2010Sep12 Week In ReviewEconomy:
Forecasts for economic growth through next year continue being scaled back. Even after recent negative revisions, it is becoming clear that the housing tax credit accelerated sales that would otherwise have been expected in the last half of this year. Slower growth in future quarters is the result of the federal “stimulus.”
U.S. exports improved earlier in the year adding to profits and an anaemic GDP. However, smaller economies will not replace the U.S. consumer penchant for spending which continues to wane reducing the incomes of our global suppliers. Slowing global economies reduce our ability to export goods and services. This will continue impacting GDP and profits in the year ahead. It can lead to a vicious circle of deflation.
Not only are consumers shedding debt, they are shunning it. Even if home owners still have equity, they are not using it as a piggy bank to support life style choices. The result is lower total sales, GDP, persistently high unemployment and under-employment. Part of the driving force in debt reduction is the changing stage of life for Boomers rapidly facing under funded retirement. Another is the economic fears in the rest of the population over income insecurity. Neither of these is solved by government fiat or policy.
Financial uncertainty is not good for households or businesses, especially when the issue is taxes. Presently, tax rates are going to rise significantly for everyone at year’s end. Unlike the assumptions used by Congress and the Administration, families and businesses change their behaviour with changes in the tax code.
Just as Cash for Clunkers and housing credits accelerated purchases from the future into the present for tax advantage, we should expect increasing tax rates to change behaviour. If a choice is available, everyone who is paying attention will accelerate earnings into 2011. There is no way to know for certain how much corporate earnings will be driven by tax planning this year. Like the absence of sales for cars and homes, the impact isn’t visible until we are further downstream.
Even if current tax rates are extended for two years by legislation after the elections, will President Obama sign the bill? So far, his response has been negative. Will two years be a catalyst for business expansion? Unknown.
Real Estate:
Many investors, economists, the Administration and Congress are trapped in “anchoring.” Behavioral finance studies have shown that we cling to the highs of our portfolio to return and advance even higher. We do this naturally even when the facts have changed.
For example, why should home prices rise in the midst of excess supply and shrunken demand? Because “they always do?” They did if one’s life experience was the last quarter century. That is anchoring. Home price appreciation was nil from the late 20s to the mid-70s when demand began to increase and supply was limited. The facts have changed.
Stock Market:
Another “anchoring” problem occurs when assuming federal fiscal stimulus will re-create the benefit of Boomer spending in the past several decades. The facts have changed.

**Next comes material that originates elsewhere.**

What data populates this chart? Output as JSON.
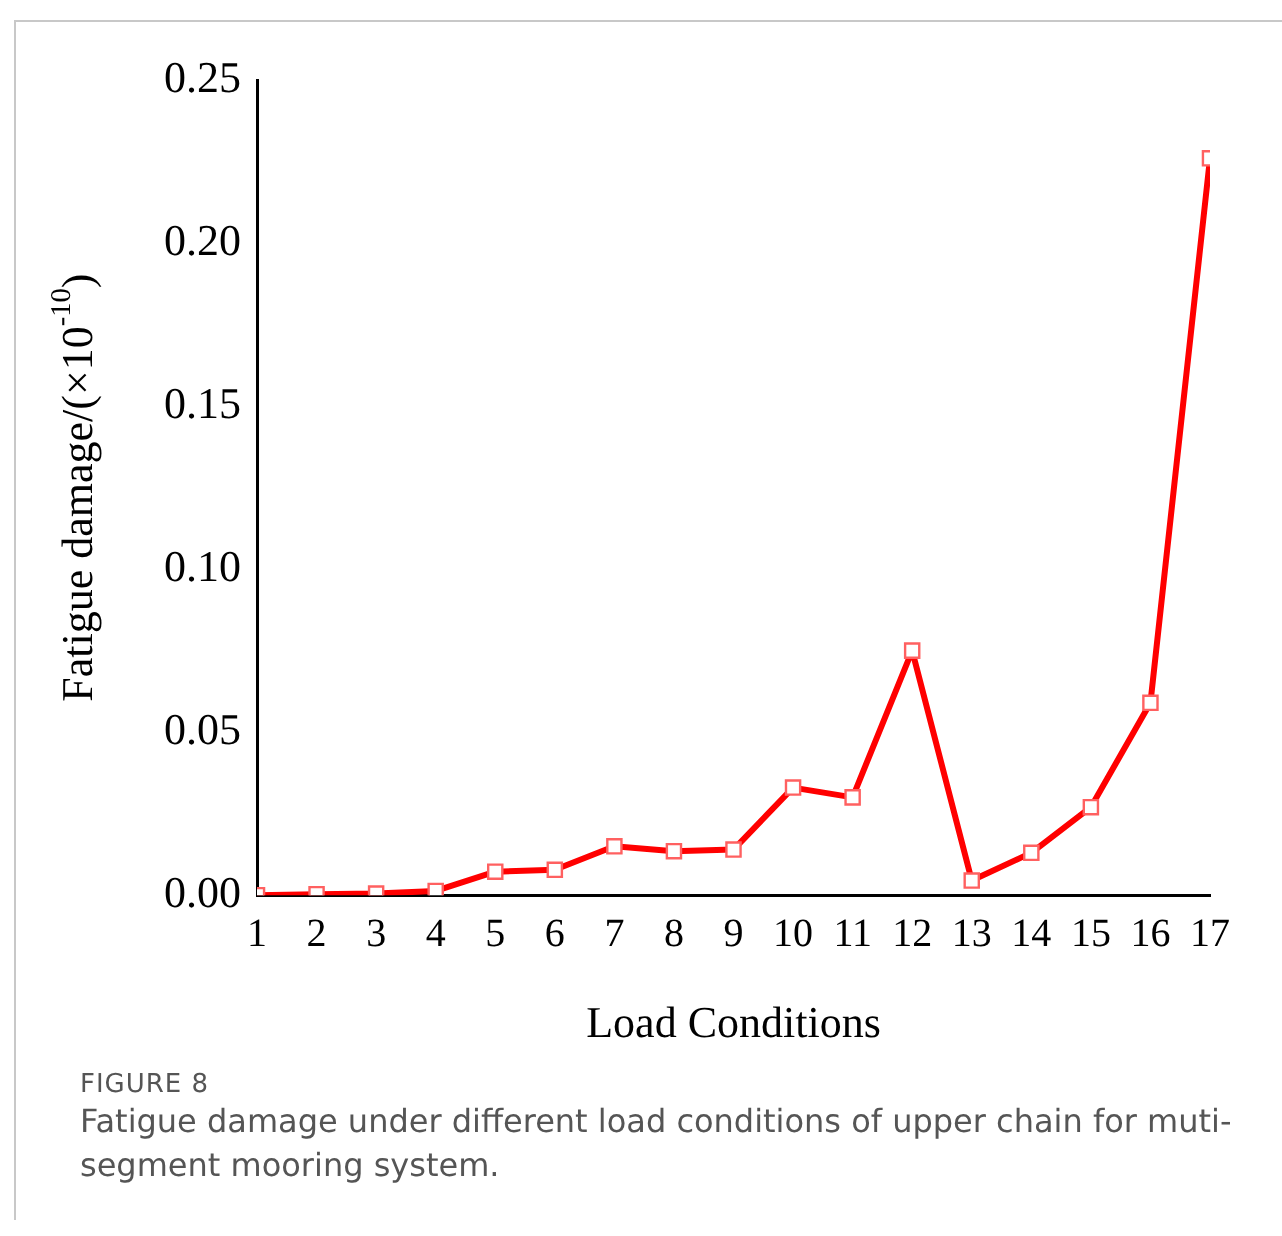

America has lost industries that will likely never recover. Sate and local governments are in the early stages of “down sizing” employment that is in full swing within industries such as home construction, auto manufacturing, pharmaceuticals, telecom, newspapers, airlines, realtors and bank tellers.

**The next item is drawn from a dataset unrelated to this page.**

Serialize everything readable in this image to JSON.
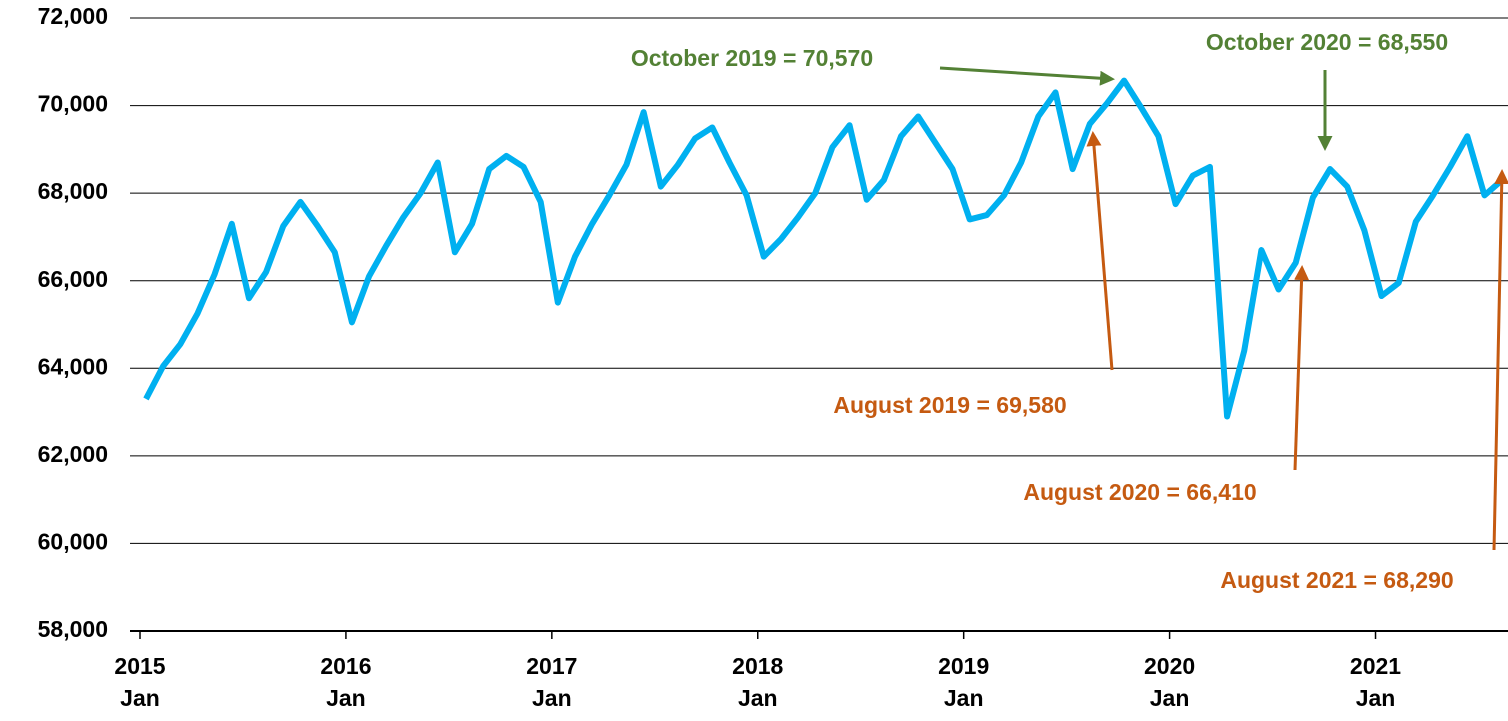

Portfolio modeling software uses long-term market returns including the industries just listed. History repeating or “reverting to the mean” is a cornerstone of Modern Portfolio Theory. Building a portfolio on the history of post-WWII faded or fading industries is “anchoring.” The facts have changed.

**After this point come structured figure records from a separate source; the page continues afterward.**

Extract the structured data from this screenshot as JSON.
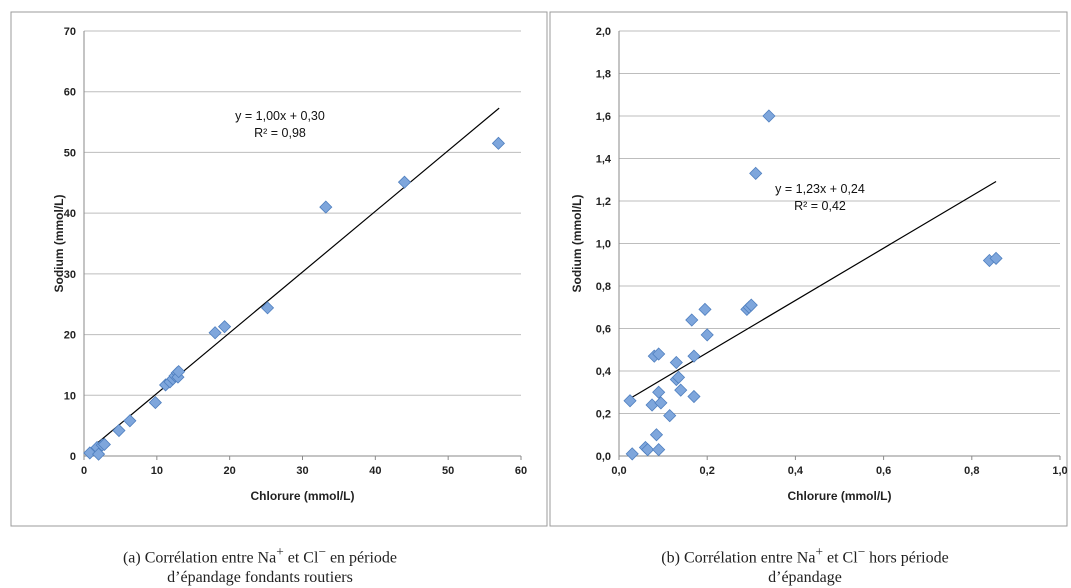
{
  "chart_data": [
    {
      "type": "scatter",
      "xlabel": "Chlorure (mmol/L)",
      "ylabel": "Sodium (mmol/L)",
      "xlim": [
        0,
        60
      ],
      "ylim": [
        0,
        70
      ],
      "xticks": [
        "0",
        "10",
        "20",
        "30",
        "40",
        "50",
        "60"
      ],
      "yticks": [
        "0",
        "10",
        "20",
        "30",
        "40",
        "50",
        "60",
        "70"
      ],
      "grid": "horizontal",
      "trendline": {
        "slope": 1.0,
        "intercept": 0.3,
        "x_from": 1.0,
        "x_to": 57
      },
      "equation": "y = 1,00x + 0,30",
      "r2": "R² = 0,98",
      "points": [
        [
          0.8,
          0.5
        ],
        [
          1.8,
          1.4
        ],
        [
          2.0,
          0.3
        ],
        [
          2.5,
          1.8
        ],
        [
          2.8,
          1.9
        ],
        [
          4.8,
          4.2
        ],
        [
          6.3,
          5.8
        ],
        [
          9.8,
          8.8
        ],
        [
          11.2,
          11.7
        ],
        [
          11.8,
          12.2
        ],
        [
          12.2,
          12.7
        ],
        [
          12.5,
          13.2
        ],
        [
          12.8,
          13.7
        ],
        [
          12.9,
          13.0
        ],
        [
          13.0,
          13.9
        ],
        [
          18.0,
          20.3
        ],
        [
          19.3,
          21.3
        ],
        [
          25.2,
          24.4
        ],
        [
          33.2,
          41.0
        ],
        [
          44.0,
          45.1
        ],
        [
          56.9,
          51.5
        ]
      ],
      "caption_lines": [
        "(a) Corrélation entre Na",
        "+",
        " et Cl",
        "−",
        " en période",
        "d’épandage fondants routiers"
      ]
    },
    {
      "type": "scatter",
      "xlabel": "Chlorure (mmol/L)",
      "ylabel": "Sodium (mmol/L)",
      "xlim": [
        0,
        1.0
      ],
      "ylim": [
        0,
        2.0
      ],
      "xticks": [
        "0,0",
        "0,2",
        "0,4",
        "0,6",
        "0,8",
        "1,0"
      ],
      "yticks": [
        "0,0",
        "0,2",
        "0,4",
        "0,6",
        "0,8",
        "1,0",
        "1,2",
        "1,4",
        "1,6",
        "1,8",
        "2,0"
      ],
      "grid": "horizontal",
      "trendline": {
        "slope": 1.23,
        "intercept": 0.24,
        "x_from": 0.03,
        "x_to": 0.855
      },
      "equation": "y = 1,23x + 0,24",
      "r2": "R² = 0,42",
      "points": [
        [
          0.025,
          0.26
        ],
        [
          0.03,
          0.01
        ],
        [
          0.06,
          0.04
        ],
        [
          0.065,
          0.03
        ],
        [
          0.075,
          0.24
        ],
        [
          0.08,
          0.47
        ],
        [
          0.085,
          0.1
        ],
        [
          0.09,
          0.48
        ],
        [
          0.09,
          0.03
        ],
        [
          0.09,
          0.3
        ],
        [
          0.095,
          0.25
        ],
        [
          0.115,
          0.19
        ],
        [
          0.13,
          0.44
        ],
        [
          0.13,
          0.36
        ],
        [
          0.135,
          0.37
        ],
        [
          0.14,
          0.31
        ],
        [
          0.165,
          0.64
        ],
        [
          0.17,
          0.47
        ],
        [
          0.17,
          0.28
        ],
        [
          0.195,
          0.69
        ],
        [
          0.2,
          0.57
        ],
        [
          0.29,
          0.69
        ],
        [
          0.295,
          0.7
        ],
        [
          0.3,
          0.71
        ],
        [
          0.31,
          1.33
        ],
        [
          0.34,
          1.6
        ],
        [
          0.84,
          0.92
        ],
        [
          0.855,
          0.93
        ]
      ],
      "caption_lines": [
        "(b) Corrélation entre Na",
        "+",
        " et Cl",
        "−",
        " hors période",
        "d’épandage"
      ]
    }
  ]
}
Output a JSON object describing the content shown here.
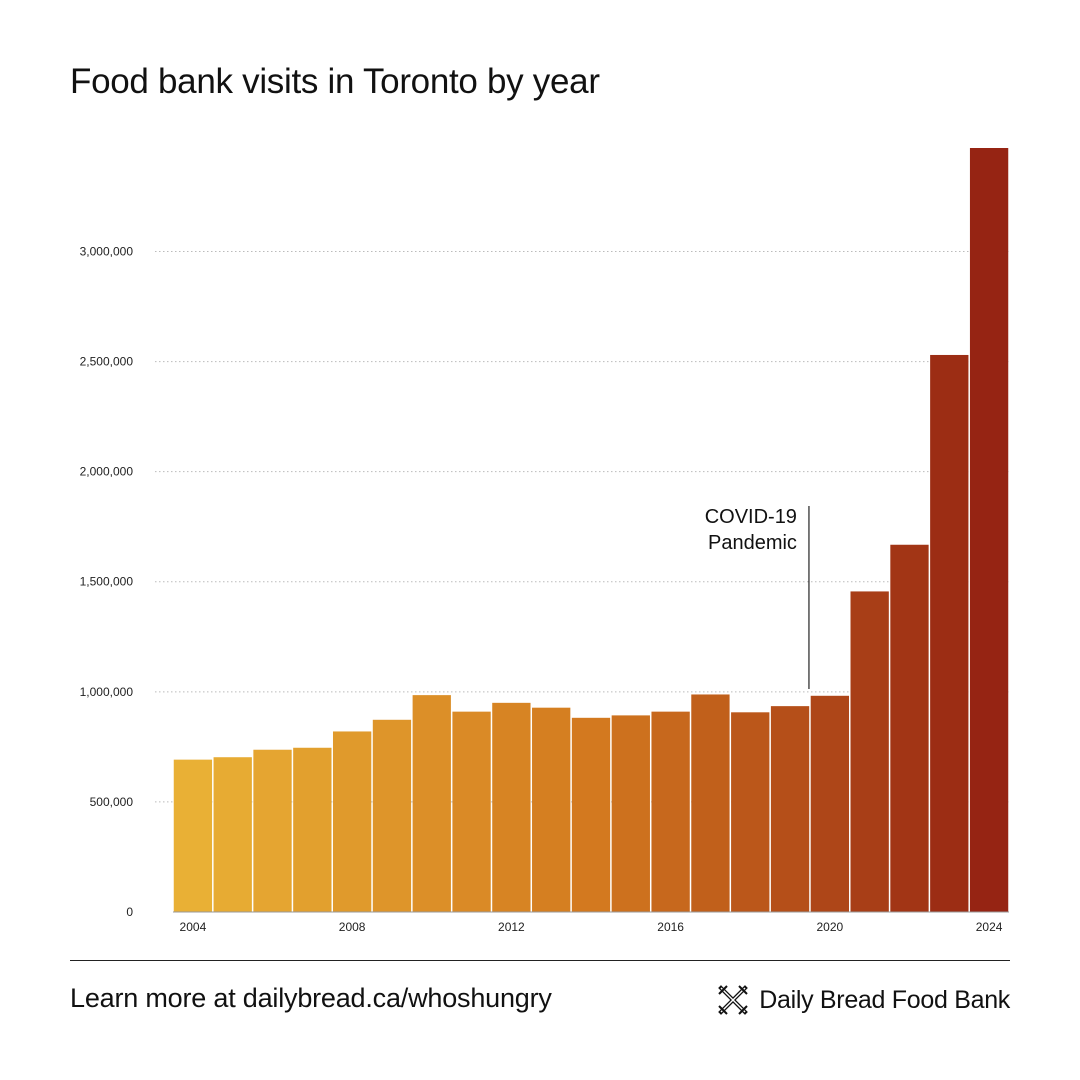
{
  "title": "Food bank visits in Toronto by year",
  "footer": {
    "link_text": "Learn more at dailybread.ca/whoshungry",
    "brand_name": "Daily Bread Food Bank",
    "logo_icon": "daily-bread-x-icon"
  },
  "colors": {
    "bar_start": "#E9B035",
    "bar_mid": "#D3791F",
    "bar_end": "#962413",
    "grid": "#BBBBBB",
    "text": "#111111"
  },
  "chart_data": {
    "type": "bar",
    "title": "Food bank visits in Toronto by year",
    "xlabel": "",
    "ylabel": "",
    "categories": [
      "2004",
      "2005",
      "2006",
      "2007",
      "2008",
      "2009",
      "2010",
      "2011",
      "2012",
      "2013",
      "2014",
      "2015",
      "2016",
      "2017",
      "2018",
      "2019",
      "2020",
      "2021",
      "2022",
      "2023",
      "2024"
    ],
    "x_tick_labels": [
      "2004",
      "2008",
      "2012",
      "2016",
      "2020",
      "2024"
    ],
    "values": [
      692000,
      703000,
      737000,
      746000,
      820000,
      873000,
      985000,
      910000,
      950000,
      928000,
      882000,
      893000,
      910000,
      988000,
      907000,
      935000,
      982000,
      1456000,
      1668000,
      2530000,
      3470000
    ],
    "ylim": [
      0,
      3470000
    ],
    "y_ticks": [
      0,
      500000,
      1000000,
      1500000,
      2000000,
      2500000,
      3000000
    ],
    "y_tick_labels": [
      "0",
      "500,000",
      "1,000,000",
      "1,500,000",
      "2,000,000",
      "2,500,000",
      "3,000,000"
    ],
    "grid": true,
    "annotation": {
      "lines": [
        "COVID-19",
        "Pandemic"
      ],
      "at_category": "2020"
    }
  }
}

The days for the Ron Popeil Portfolio – “Set It & Forget It” – are no longer. Buy and hold and peek once in a while for fun or reassurance function in a bull market. Today, most investors are not prepared to be as attentive to a portfolio as a short order cook is to incoming orders or as flexible as an Iron Chef with the secret ingredient.
Price/Earnings ratio is a traditional tool to determine whether the market is expensive or a bargain. With the market down 9% since the April high and corporate earnings up, the P/E ratio has fallen back to early 1990’s level. IF earnings can continue to grow, the current P/E means investors will be rewarded for owning equities rather than bonds. That may be a big bet given investor behavior with real estate and the tax issue addressed above.
Further, the P/E trend is more important than the economy. Economic growth affects earnings, but the assumption that the economy and stock market are married is another “anchor.”
Relative strength, or momentum, provides an indicator of “changing temperature” in sectors and direction of the market.
Presently, emerging market fundamentals surpass developed markets with generally better economic growth, fiscal balance sheets and monetary policies. Currencies and interest rates in emerging markets appear, to us, to be more favorable than in developed economies where sovereign debt is increasingly burdensome. We added exposure to emerging markets in our ETF portfolios this week.
“When the facts change, I change my mind. What do you do, sir?” - John Maynard Keynes
Our plan is “the plan will change.” What is your plan?